Facebook is working to reward brands that produce videos that spark the interest of users and hold their attention. A new announcement from the biggest social networking site in the world details the changes in how videos are ranked. The main component of these changes revolves around whether or not a user has watched a video and for how long the user watched. Up until now Facebook has ranked videos using the same metrics as every other post such as likes, comments, and shares. So far, videos are a hit, with Facebook reporting that the number of people looking at videos has more than doubled in the last six months.

This means people who watch videos on Facebook will see more videos in their feeds, while those who skip over them will see less. Meanwhile, videos that are watched for longer periods will reach a larger audience than videos that people ignore, or stop watching quickly.

This move continues Facebook’s trend of attempting to make every user’s newsfeed as personalized as possible. Because Facebook wants people to spend as much time on the platform as possible, one way to do that is to show content that the user will find engaging, entertaining and useful.
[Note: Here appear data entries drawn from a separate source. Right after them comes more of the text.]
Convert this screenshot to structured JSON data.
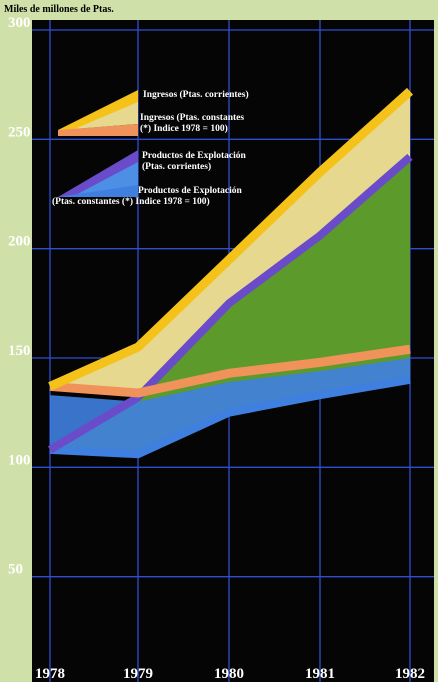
{
  "chart_data": {
    "type": "area",
    "ylabel": "Miles de millones de Ptas.",
    "x": [
      "1978",
      "1979",
      "1980",
      "1981",
      "1982"
    ],
    "ylim": [
      0,
      300
    ],
    "yticks": [
      50,
      100,
      150,
      200,
      250,
      300
    ],
    "grid": true,
    "legend_position": "top-left",
    "series": [
      {
        "name": "Ingresos (Ptas. corrientes)",
        "values": [
          137,
          155,
          195,
          235,
          272
        ],
        "color": "#f5c21a"
      },
      {
        "name_lines": [
          "Ingresos (Ptas. constantes",
          "(*) Indice 1978 = 100)"
        ],
        "values": [
          137,
          134,
          143,
          148,
          154
        ],
        "color": "#f0935a"
      },
      {
        "name_lines": [
          "Productos de Explotación",
          "(Ptas. corrientes)"
        ],
        "values": [
          108,
          132,
          175,
          206,
          242
        ],
        "color": "#6a4bc9"
      },
      {
        "name_lines": [
          "Productos de Explotación",
          "(Ptas. constantes (*) Indice 1978 = 100)"
        ],
        "values": [
          108,
          106,
          125,
          133,
          140
        ],
        "color": "#3f7fe0"
      }
    ]
  },
  "colors": {
    "background": "#cfe0a8",
    "plot_background": "#050505",
    "grid": "#2f4fd0",
    "green_fill": "#5c9a2c",
    "light_band": "#e6d88e"
  }
}
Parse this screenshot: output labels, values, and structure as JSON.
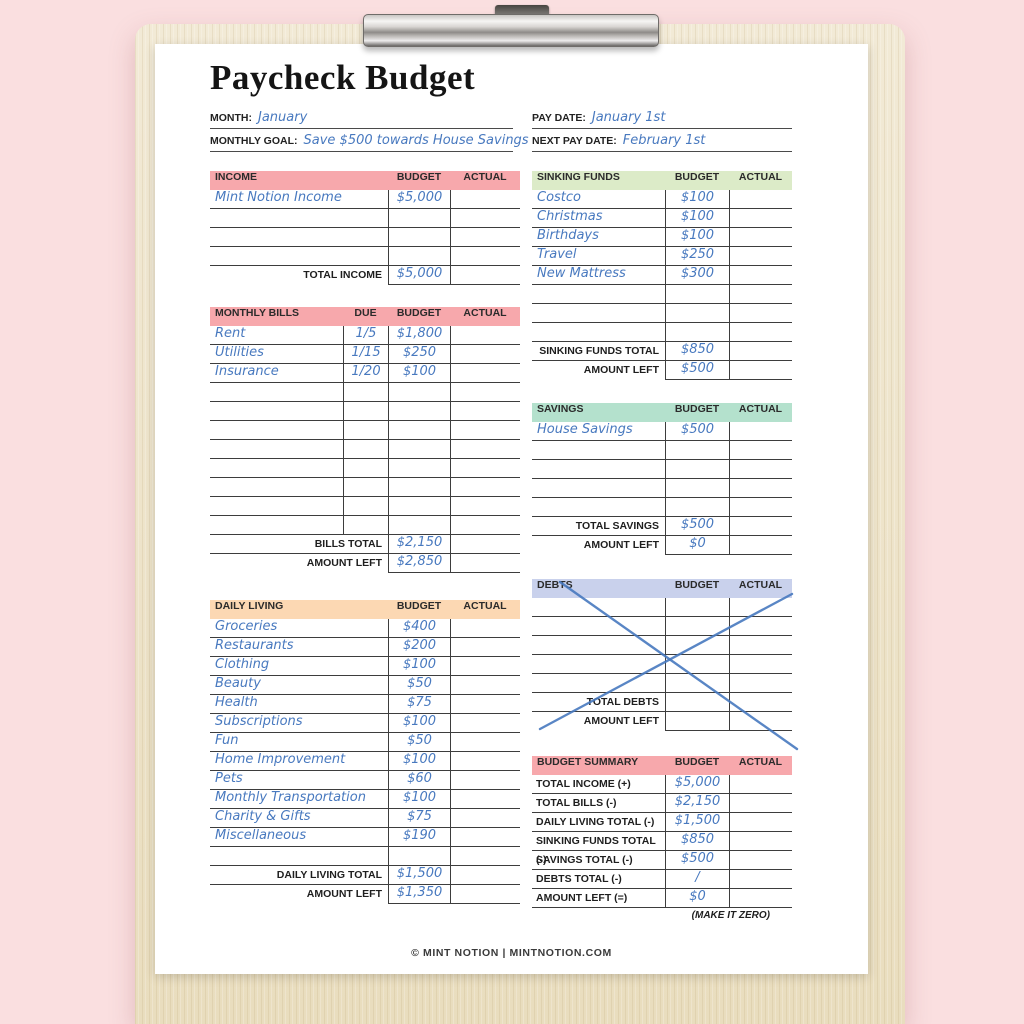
{
  "page": {
    "title": "Paycheck Budget",
    "footer": "© MINT NOTION | MINTNOTION.COM",
    "make_it_zero_note": "(MAKE IT ZERO)"
  },
  "ink_color": "#4879bf",
  "meta": {
    "month": {
      "label": "MONTH:",
      "value": "January"
    },
    "monthly_goal": {
      "label": "MONTHLY GOAL:",
      "value": "Save $500 towards House Savings"
    },
    "pay_date": {
      "label": "PAY DATE:",
      "value": "January 1st"
    },
    "next_pay_date": {
      "label": "NEXT PAY DATE:",
      "value": "February 1st"
    }
  },
  "sections": {
    "income": {
      "title": "INCOME",
      "header_color": "#f7a8ac",
      "columns": {
        "budget": "BUDGET",
        "actual": "ACTUAL"
      },
      "rows": [
        {
          "name": "Mint Notion Income",
          "budget": "$5,000",
          "actual": ""
        },
        {
          "name": "",
          "budget": "",
          "actual": ""
        },
        {
          "name": "",
          "budget": "",
          "actual": ""
        },
        {
          "name": "",
          "budget": "",
          "actual": ""
        }
      ],
      "totals": [
        {
          "label": "TOTAL INCOME",
          "budget": "$5,000",
          "actual": ""
        }
      ]
    },
    "monthly_bills": {
      "title": "MONTHLY BILLS",
      "header_color": "#f7a8ac",
      "columns": {
        "due": "DUE",
        "budget": "BUDGET",
        "actual": "ACTUAL"
      },
      "rows": [
        {
          "name": "Rent",
          "due": "1/5",
          "budget": "$1,800",
          "actual": ""
        },
        {
          "name": "Utilities",
          "due": "1/15",
          "budget": "$250",
          "actual": ""
        },
        {
          "name": "Insurance",
          "due": "1/20",
          "budget": "$100",
          "actual": ""
        },
        {
          "name": "",
          "due": "",
          "budget": "",
          "actual": ""
        },
        {
          "name": "",
          "due": "",
          "budget": "",
          "actual": ""
        },
        {
          "name": "",
          "due": "",
          "budget": "",
          "actual": ""
        },
        {
          "name": "",
          "due": "",
          "budget": "",
          "actual": ""
        },
        {
          "name": "",
          "due": "",
          "budget": "",
          "actual": ""
        },
        {
          "name": "",
          "due": "",
          "budget": "",
          "actual": ""
        },
        {
          "name": "",
          "due": "",
          "budget": "",
          "actual": ""
        },
        {
          "name": "",
          "due": "",
          "budget": "",
          "actual": ""
        }
      ],
      "totals": [
        {
          "label": "BILLS TOTAL",
          "budget": "$2,150",
          "actual": ""
        },
        {
          "label": "AMOUNT LEFT",
          "budget": "$2,850",
          "actual": ""
        }
      ]
    },
    "daily_living": {
      "title": "DAILY LIVING",
      "header_color": "#fcd8b3",
      "columns": {
        "budget": "BUDGET",
        "actual": "ACTUAL"
      },
      "rows": [
        {
          "name": "Groceries",
          "budget": "$400",
          "actual": ""
        },
        {
          "name": "Restaurants",
          "budget": "$200",
          "actual": ""
        },
        {
          "name": "Clothing",
          "budget": "$100",
          "actual": ""
        },
        {
          "name": "Beauty",
          "budget": "$50",
          "actual": ""
        },
        {
          "name": "Health",
          "budget": "$75",
          "actual": ""
        },
        {
          "name": "Subscriptions",
          "budget": "$100",
          "actual": ""
        },
        {
          "name": "Fun",
          "budget": "$50",
          "actual": ""
        },
        {
          "name": "Home Improvement",
          "budget": "$100",
          "actual": ""
        },
        {
          "name": "Pets",
          "budget": "$60",
          "actual": ""
        },
        {
          "name": "Monthly Transportation",
          "budget": "$100",
          "actual": ""
        },
        {
          "name": "Charity & Gifts",
          "budget": "$75",
          "actual": ""
        },
        {
          "name": "Miscellaneous",
          "budget": "$190",
          "actual": ""
        },
        {
          "name": "",
          "budget": "",
          "actual": ""
        }
      ],
      "totals": [
        {
          "label": "DAILY LIVING TOTAL",
          "budget": "$1,500",
          "actual": ""
        },
        {
          "label": "AMOUNT LEFT",
          "budget": "$1,350",
          "actual": ""
        }
      ]
    },
    "sinking_funds": {
      "title": "SINKING FUNDS",
      "header_color": "#dcebc8",
      "columns": {
        "budget": "BUDGET",
        "actual": "ACTUAL"
      },
      "rows": [
        {
          "name": "Costco",
          "budget": "$100",
          "actual": ""
        },
        {
          "name": "Christmas",
          "budget": "$100",
          "actual": ""
        },
        {
          "name": "Birthdays",
          "budget": "$100",
          "actual": ""
        },
        {
          "name": "Travel",
          "budget": "$250",
          "actual": ""
        },
        {
          "name": "New Mattress",
          "budget": "$300",
          "actual": ""
        },
        {
          "name": "",
          "budget": "",
          "actual": ""
        },
        {
          "name": "",
          "budget": "",
          "actual": ""
        },
        {
          "name": "",
          "budget": "",
          "actual": ""
        }
      ],
      "totals": [
        {
          "label": "SINKING FUNDS TOTAL",
          "budget": "$850",
          "actual": ""
        },
        {
          "label": "AMOUNT LEFT",
          "budget": "$500",
          "actual": ""
        }
      ]
    },
    "savings": {
      "title": "SAVINGS",
      "header_color": "#b4e1cd",
      "columns": {
        "budget": "BUDGET",
        "actual": "ACTUAL"
      },
      "rows": [
        {
          "name": "House Savings",
          "budget": "$500",
          "actual": ""
        },
        {
          "name": "",
          "budget": "",
          "actual": ""
        },
        {
          "name": "",
          "budget": "",
          "actual": ""
        },
        {
          "name": "",
          "budget": "",
          "actual": ""
        },
        {
          "name": "",
          "budget": "",
          "actual": ""
        }
      ],
      "totals": [
        {
          "label": "TOTAL SAVINGS",
          "budget": "$500",
          "actual": ""
        },
        {
          "label": "AMOUNT LEFT",
          "budget": "$0",
          "actual": ""
        }
      ]
    },
    "debts": {
      "title": "DEBTS",
      "header_color": "#c9d1ec",
      "crossed_out": true,
      "columns": {
        "budget": "BUDGET",
        "actual": "ACTUAL"
      },
      "rows": [
        {
          "name": "",
          "budget": "",
          "actual": ""
        },
        {
          "name": "",
          "budget": "",
          "actual": ""
        },
        {
          "name": "",
          "budget": "",
          "actual": ""
        },
        {
          "name": "",
          "budget": "",
          "actual": ""
        },
        {
          "name": "",
          "budget": "",
          "actual": ""
        }
      ],
      "totals": [
        {
          "label": "TOTAL DEBTS",
          "budget": "",
          "actual": ""
        },
        {
          "label": "AMOUNT LEFT",
          "budget": "",
          "actual": ""
        }
      ]
    },
    "budget_summary": {
      "title": "BUDGET SUMMARY",
      "header_color": "#f7a8ac",
      "columns": {
        "budget": "BUDGET",
        "actual": "ACTUAL"
      },
      "rows": [],
      "totals": [
        {
          "label": "TOTAL INCOME (+)",
          "budget": "$5,000",
          "actual": ""
        },
        {
          "label": "TOTAL BILLS (-)",
          "budget": "$2,150",
          "actual": ""
        },
        {
          "label": "DAILY LIVING TOTAL (-)",
          "budget": "$1,500",
          "actual": ""
        },
        {
          "label": "SINKING FUNDS TOTAL (-)",
          "budget": "$850",
          "actual": ""
        },
        {
          "label": "SAVINGS TOTAL (-)",
          "budget": "$500",
          "actual": ""
        },
        {
          "label": "DEBTS TOTAL (-)",
          "budget": "/",
          "actual": ""
        },
        {
          "label": "AMOUNT LEFT (=)",
          "budget": "$0",
          "actual": ""
        }
      ]
    }
  }
}
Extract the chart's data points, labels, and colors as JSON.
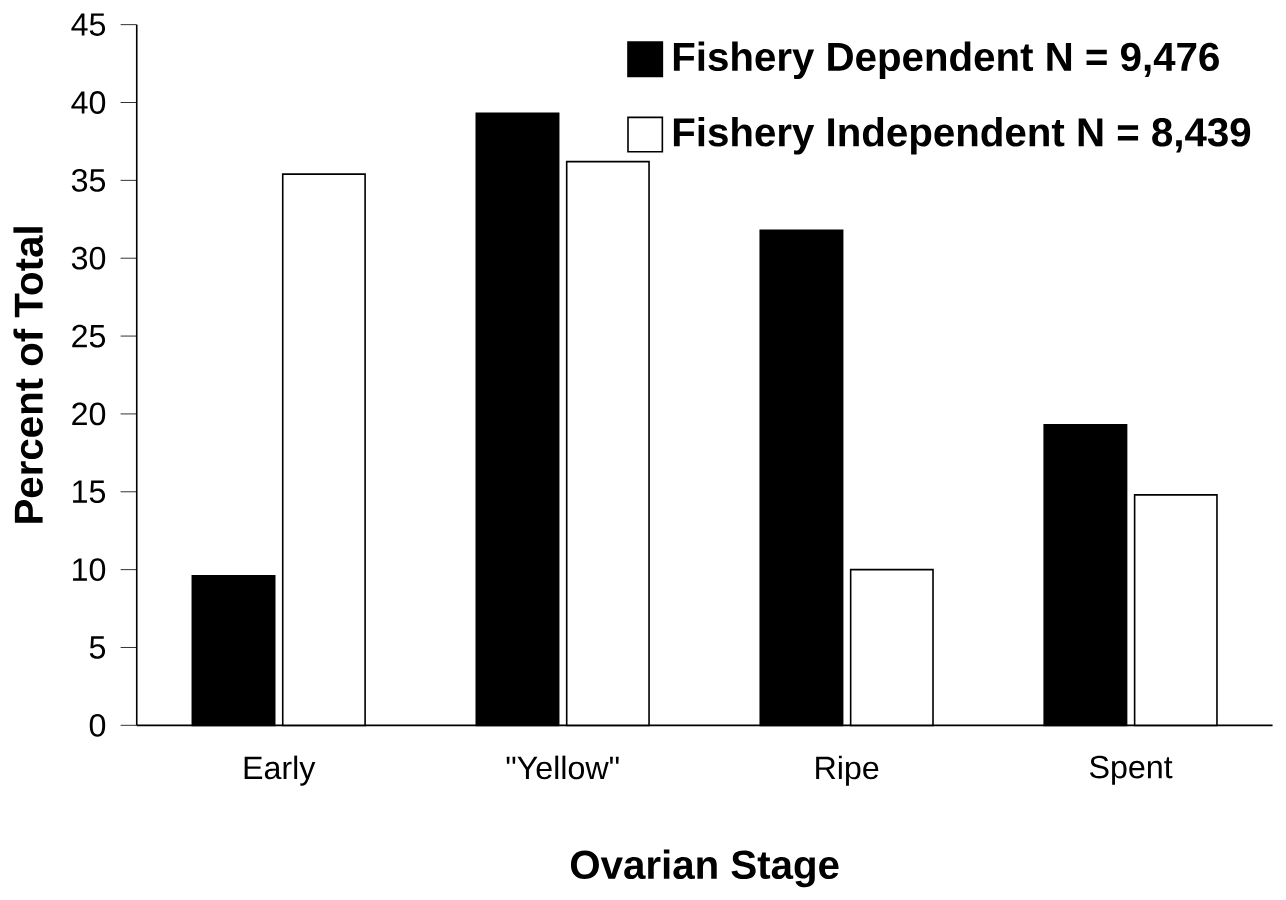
{
  "chart_data": {
    "type": "bar",
    "xlabel": "Ovarian Stage",
    "ylabel": "Percent of Total",
    "categories": [
      "Early",
      "\"Yellow\"",
      "Ripe",
      "Spent"
    ],
    "series": [
      {
        "name": "Fishery Dependent N = 9,476",
        "color": "#000000",
        "values": [
          9.6,
          39.3,
          31.8,
          19.3
        ]
      },
      {
        "name": "Fishery Independent N = 8,439",
        "color": "#ffffff",
        "values": [
          35.4,
          36.2,
          10.0,
          14.8
        ]
      }
    ],
    "ylim": [
      0,
      45
    ],
    "yticks": [
      0,
      5,
      10,
      15,
      20,
      25,
      30,
      35,
      40,
      45
    ],
    "grid": false,
    "legend": "top right"
  }
}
By adding the time watched metric to the algorithm, Facebook can move one step closer to ensuring the best video content is displayed as often as possible.

To maximize the reach and ultimately the engagement of videos on Facebook, brands should follow these 3 best practices.

1.     Focus on the Video Metrics that Matter

In May, Facebook debuted a slew of new video metrics to keep an eye on how each individual video performs. These metrics include views, which encompass the following: the video was watched for at least three seconds, the amount of views that make it to 95 percent completion, and audience retention that tracks exactly where users stop watching the video.

 

On the page insights section, brands can track the number of views that reached certain checkpoints – 25 percent, 50 percent, 75 percent, 95 percent and 100 percent.

This data, which should be carefully monitored and tracked, is what will help brands take advantage of Facebook’s algorithm change and maximize the exposure of every video. For brands the key is to test different types of videos, video lengths, posting times and freeze frames to find what works best and then focus on the most effective strategies.

2.   Watch and Emulate Two Big Brands Finding Success Today

One brand that does a great job at making engaging videos on Facebook is Red Bull. The energy drink company uses videos to promote and advance the brand’s culture more than the product itself. It also tends to keep its videos on the shorter side, with most videos being between 15 seconds and a minute and a half. This keeps the videos long enough to get the message across while not being too long to the point where a viewer gets bored and moves on before it finished.

Another option for brands is to use Facebook videos to promote a longer version of a video being promoted through other marketing channels like television. Beats by Dre, which was recently bought by Apple and one of the world’s best known headphone brands, has used Facebook to share and promote a viral campaign that precluded the World Cup. The video, which is more than five minutes long, is an extended version of a commercial that the brand has been running on television during the sporting event. Beats has been able to keep the attention of Facebook video watchers by including dozens of athletes and other celebrities, using eye catching and high quality video and a unique soundtrack. By racking up more than 4,200 likes and 1,200 shares in two weeks, Beats has been able to spread the video organically, which was likely the brand’s goal.

3.  Focus on Quality Over Quantity

With the number of people watching videos on Facebook increasing at a rapid pace, and Facebook putting a premium on videos that people watch, the goal for brands should be to create the most engaging videos possible. They can do this by using high quality footage, invigorating music, interesting freeze frames and catchy headline. As marketers test video lengths, video messages, and more, they’ll each discover what elicits the most engagement from fans by using the available metrics. Brands that focus on creating the best videos possible, instead of focusing on creating the most videos, will see the best results in terms of engagement, and gains in fans and followers.